When Rishi Sunak took centre stage today to deliver the UK budget it was notable for a number of reasons. Usually the Budget speech is delivered in an upbeat way with jibes at the Opposition being met with chorus of jeers and the Speaker shouting “Order Order” over the unruly house.
Today there was none of that – with Brexit still current and the pandemic continuing to generate huge debt for the UK economy, there was no room for frivolity and the speech was delivered as a monologue rather than as an elaborate play.
The Chancellor tried to keep the mood upbeat by trying to stress the positives but the reality of huge debt, unemployment, continued economic support (over £400bn) shone strongly through in his performance.
Empathising the notion of "whatever it takes" and delivering an honest budget to protect jobs and livelihoods it was difficult to grasp exactly how the UK intend to repay some of its ever increasing debt mountain.
The freezing of tax thresholds, allowances and most duties will hardly bring in significant cash. It was notable that Airline Air Passenger Duty will be increased but I am not sure this alone will save the economy!
The Chancellor re-iterating that there will be no IT, NIC or VAT rises. In fact the extension of the furlough scheme to September, stamp duty relaxations continuing, better loss relief and super deductions adding to the increasing debt. However some of these measures may be of use to some clients.
Only the raising of Corporation Tax to 25% (and then not for a few years) seemed to point to any direct revenue raising measures.

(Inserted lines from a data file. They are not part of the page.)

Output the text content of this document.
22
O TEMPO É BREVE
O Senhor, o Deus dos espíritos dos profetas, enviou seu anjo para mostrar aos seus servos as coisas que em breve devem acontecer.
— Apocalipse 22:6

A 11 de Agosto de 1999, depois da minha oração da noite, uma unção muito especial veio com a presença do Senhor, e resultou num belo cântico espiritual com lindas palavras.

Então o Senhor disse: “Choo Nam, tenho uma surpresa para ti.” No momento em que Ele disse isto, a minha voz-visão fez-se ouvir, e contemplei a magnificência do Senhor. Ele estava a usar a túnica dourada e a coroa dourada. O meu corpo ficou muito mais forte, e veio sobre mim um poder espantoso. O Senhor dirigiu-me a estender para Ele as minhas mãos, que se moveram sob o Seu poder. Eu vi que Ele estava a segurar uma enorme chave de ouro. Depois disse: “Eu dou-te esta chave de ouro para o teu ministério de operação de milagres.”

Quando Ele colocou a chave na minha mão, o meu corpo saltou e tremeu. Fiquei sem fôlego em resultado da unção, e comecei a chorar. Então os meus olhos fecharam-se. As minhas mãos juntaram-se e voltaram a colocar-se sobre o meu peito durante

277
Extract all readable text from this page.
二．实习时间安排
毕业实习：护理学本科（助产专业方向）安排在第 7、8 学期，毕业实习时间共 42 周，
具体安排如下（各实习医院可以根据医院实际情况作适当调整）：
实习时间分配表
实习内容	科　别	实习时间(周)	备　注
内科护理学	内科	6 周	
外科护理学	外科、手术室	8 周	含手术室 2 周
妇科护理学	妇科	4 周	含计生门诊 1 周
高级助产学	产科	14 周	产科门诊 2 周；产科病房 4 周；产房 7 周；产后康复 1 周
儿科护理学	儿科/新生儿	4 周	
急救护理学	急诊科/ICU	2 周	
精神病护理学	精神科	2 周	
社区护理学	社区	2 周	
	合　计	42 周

Though lacking in theatre there were some cameo appearances from a few good initiatives, which could be thought of locally: the idea of a Freeport may create inward investment and infrastructure investment; a Visa reform scheme to encourage and promote the importation of talent, in stark contrast to some local migration policies, may drive future economic growth; a mortgage guarantee scheme to assist in home ownership in an overheated market; and the establishment of a green infrastructure bank to fuel the green agenda to name just a few.

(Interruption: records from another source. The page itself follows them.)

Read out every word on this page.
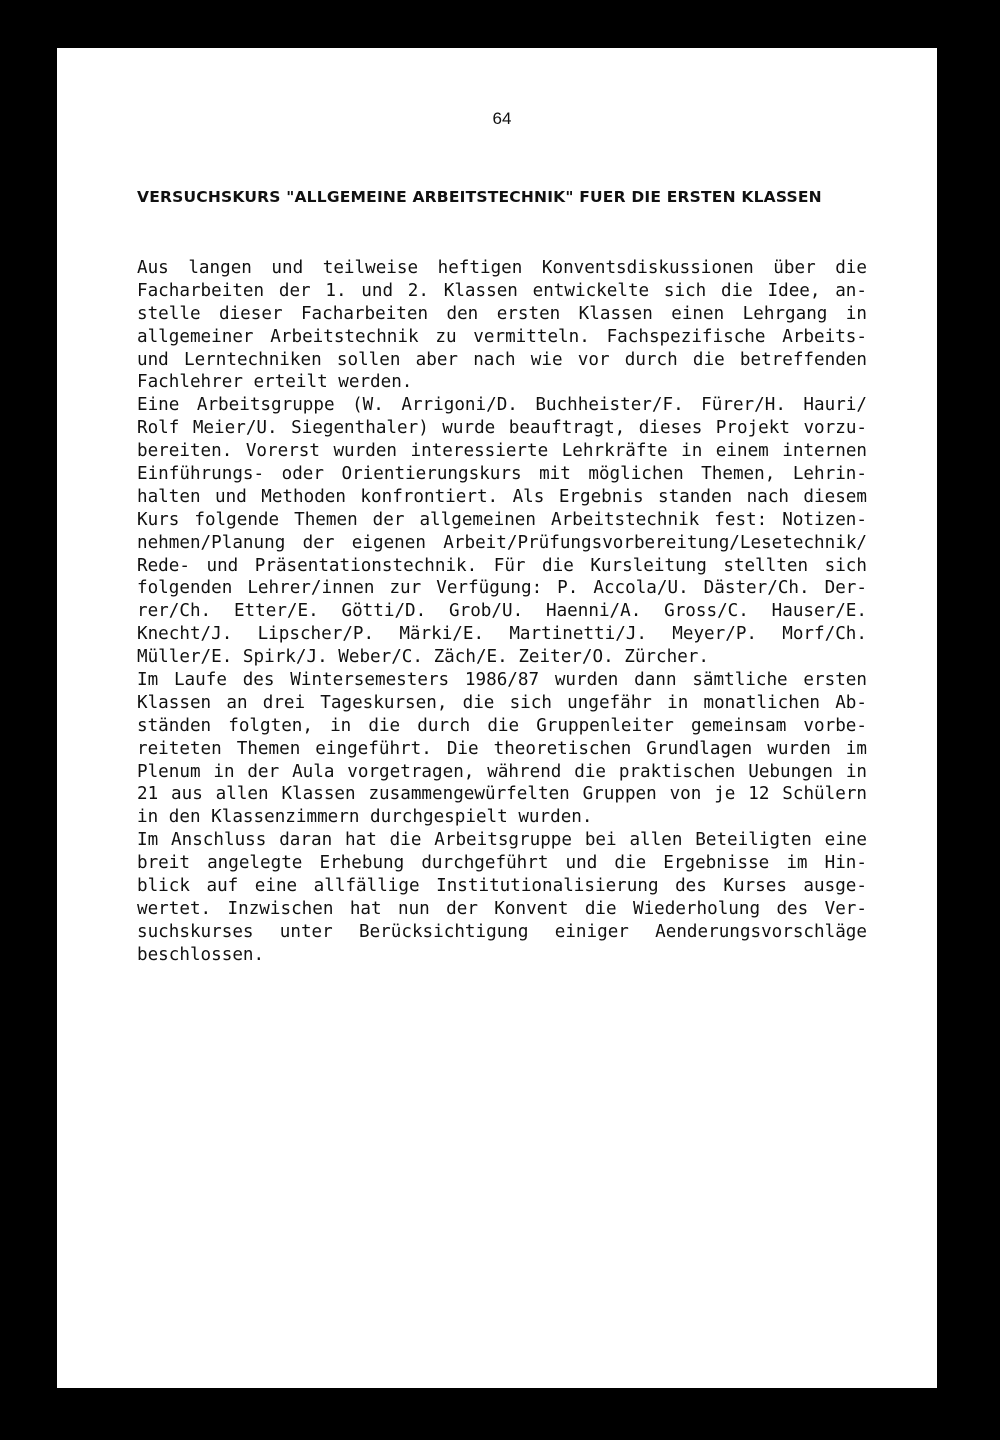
64
VERSUCHSKURS "ALLGEMEINE ARBEITSTECHNIK" FUER DIE ERSTEN KLASSEN
Aus langen und teilweise heftigen Konventsdiskussionen über die
Facharbeiten der 1. und 2. Klassen entwickelte sich die Idee, an-
stelle dieser Facharbeiten den ersten Klassen einen Lehrgang in
allgemeiner Arbeitstechnik zu vermitteln. Fachspezifische Arbeits-
und Lerntechniken sollen aber nach wie vor durch die betreffenden
Fachlehrer erteilt werden.
Eine Arbeitsgruppe (W. Arrigoni/D. Buchheister/F. Fürer/H. Hauri/
Rolf Meier/U. Siegenthaler) wurde beauftragt, dieses Projekt vorzu-
bereiten. Vorerst wurden interessierte Lehrkräfte in einem internen
Einführungs- oder Orientierungskurs mit möglichen Themen, Lehrin-
halten und Methoden konfrontiert. Als Ergebnis standen nach diesem
Kurs folgende Themen der allgemeinen Arbeitstechnik fest: Notizen-
nehmen/Planung der eigenen Arbeit/Prüfungsvorbereitung/Lesetechnik/
Rede- und Präsentationstechnik. Für die Kursleitung stellten sich
folgenden Lehrer/innen zur Verfügung: P. Accola/U. Däster/Ch. Der-
rer/Ch. Etter/E. Götti/D. Grob/U. Haenni/A. Gross/C. Hauser/E.
Knecht/J. Lipscher/P. Märki/E. Martinetti/J. Meyer/P. Morf/Ch.
Müller/E. Spirk/J. Weber/C. Zäch/E. Zeiter/O. Zürcher.
Im Laufe des Wintersemesters 1986/87 wurden dann sämtliche ersten
Klassen an drei Tageskursen, die sich ungefähr in monatlichen Ab-
ständen folgten, in die durch die Gruppenleiter gemeinsam vorbe-
reiteten Themen eingeführt. Die theoretischen Grundlagen wurden im
Plenum in der Aula vorgetragen, während die praktischen Uebungen in
21 aus allen Klassen zusammengewürfelten Gruppen von je 12 Schülern
in den Klassenzimmern durchgespielt wurden.
Im Anschluss daran hat die Arbeitsgruppe bei allen Beteiligten eine
breit angelegte Erhebung durchgeführt und die Ergebnisse im Hin-
blick auf eine allfällige Institutionalisierung des Kurses ausge-
wertet. Inzwischen hat nun der Konvent die Wiederholung des Ver-
suchskurses unter Berücksichtigung einiger Aenderungsvorschläge
beschlossen.
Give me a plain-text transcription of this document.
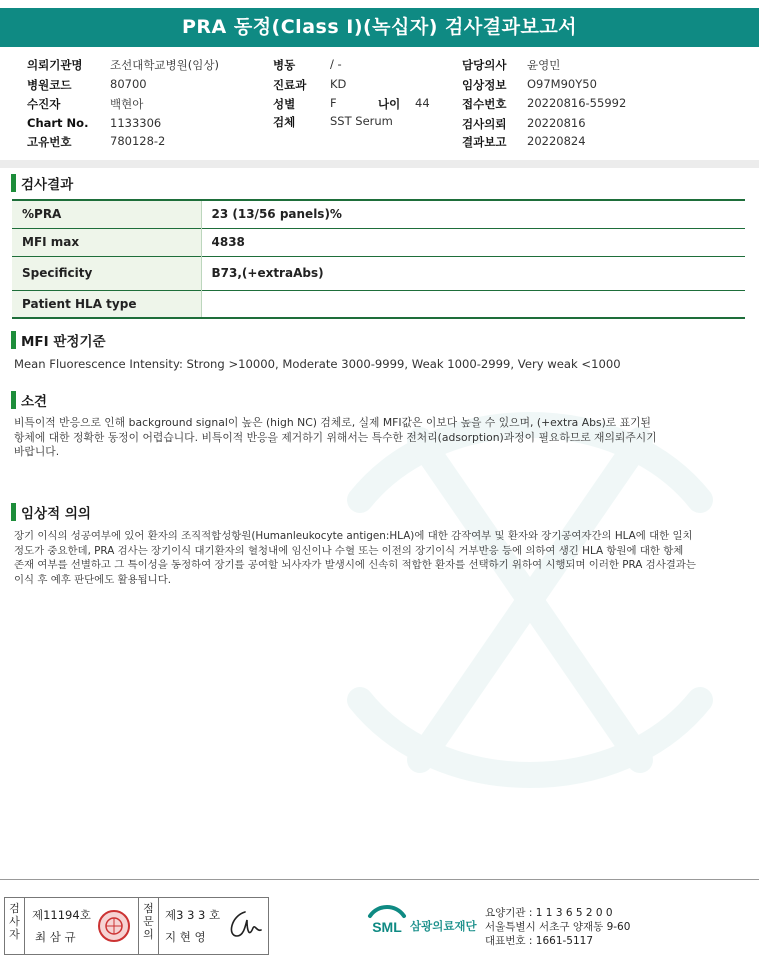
PRA 동정(Class I)(녹십자) 검사결과보고서
의뢰기관명 조선대학교병원(임상)
병원코드	80700
수진자	백현아
Chart No. 1133306
고유번호	780128-2
병동	/ -
진료과 KD
성별	F	나이 44
검체	SST Serum
담당의사 윤영민
임상정보 O97M90Y50
접수번호 20220816-55992
검사의뢰 20220816
결과보고 20220824
검사결과
%PRA	23 (13/56 panels)%
MFI max	4838
Specificity	B73,(+extraAbs)
Patient HLA type	
MFI 판정기준
Mean Fluorescence Intensity: Strong >10000, Moderate 3000-9999, Weak 1000-2999, Very weak <1000
소견
비특이적 반응으로 인해 background signal이 높은 (high NC) 검체로, 실제 MFI값은 이보다 높을 수 있으며, (+extra Abs)로 표기된
항체에 대한 정확한 동정이 어렵습니다. 비특이적 반응을 제거하기 위해서는 특수한 전처리(adsorption)과정이 필요하므로 재의뢰주시기
바랍니다.
임상적 의의
장기 이식의 성공여부에 있어 환자의 조직적합성항원(Humanleukocyte antigen:HLA)에 대한 감작여부 및 환자와 장기공여자간의 HLA에 대한 일치
정도가 중요한데, PRA 검사는 장기이식 대기환자의 혈청내에 임신이나 수혈 또는 이전의 장기이식 거부반응 등에 의하여 생긴 HLA 항원에 대한 항체
존재 여부를 선별하고 그 특이성을 동정하여 장기를 공여할 뇌사자가 발생시에 신속히 적합한 환자를 선택하기 위하여 시행되며 이러한 PRA 검사결과는
이식 후 예후 판단에도 활용됩니다.
검사자
제11194호
최 삼 규
점문의
제3 3 3 호
지 현 영
SML 삼광의료재단
요양기관 : 1 1 3 6 5 2 0 0
서울특별시 서초구 양재동 9-60
대표번호 : 1661-5117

It being noted that the super allowance is not all one sided as it would unlock huge reserves that would flow into the local economy. Maybe similar initiative is needed in the islands to unlock the huge untaxed reserves.
The document published earlier this week by the Treasury Committee entitled “Tax after Coronavirus” may actually offer more clues about tax in the future that the Chancellor gave today.
Having listened to his story for nearly an hour I was left unexcited by the performance and certainly was not shouting for an encore. I retreated to the detail of the red book and as always was greeted by my old friends of “Tax Avoidance” and “Tax Evasion” with the usual plot line of there being more investment in tackling evasion, more penalties, more regulations and more consultations. Some things in life have remained constant despite Covid.
In summary I suspect that the long term plan is to rely on the vaccine to have Britain working again before the inevitable tax rises and I am sure that Rishi Sunak is praying for the “fixing the economy” variant.
For now it seems that it is more of the same in theatreland and very much wait and see what the next 6 months hold in the hope that the box office recovers quickly.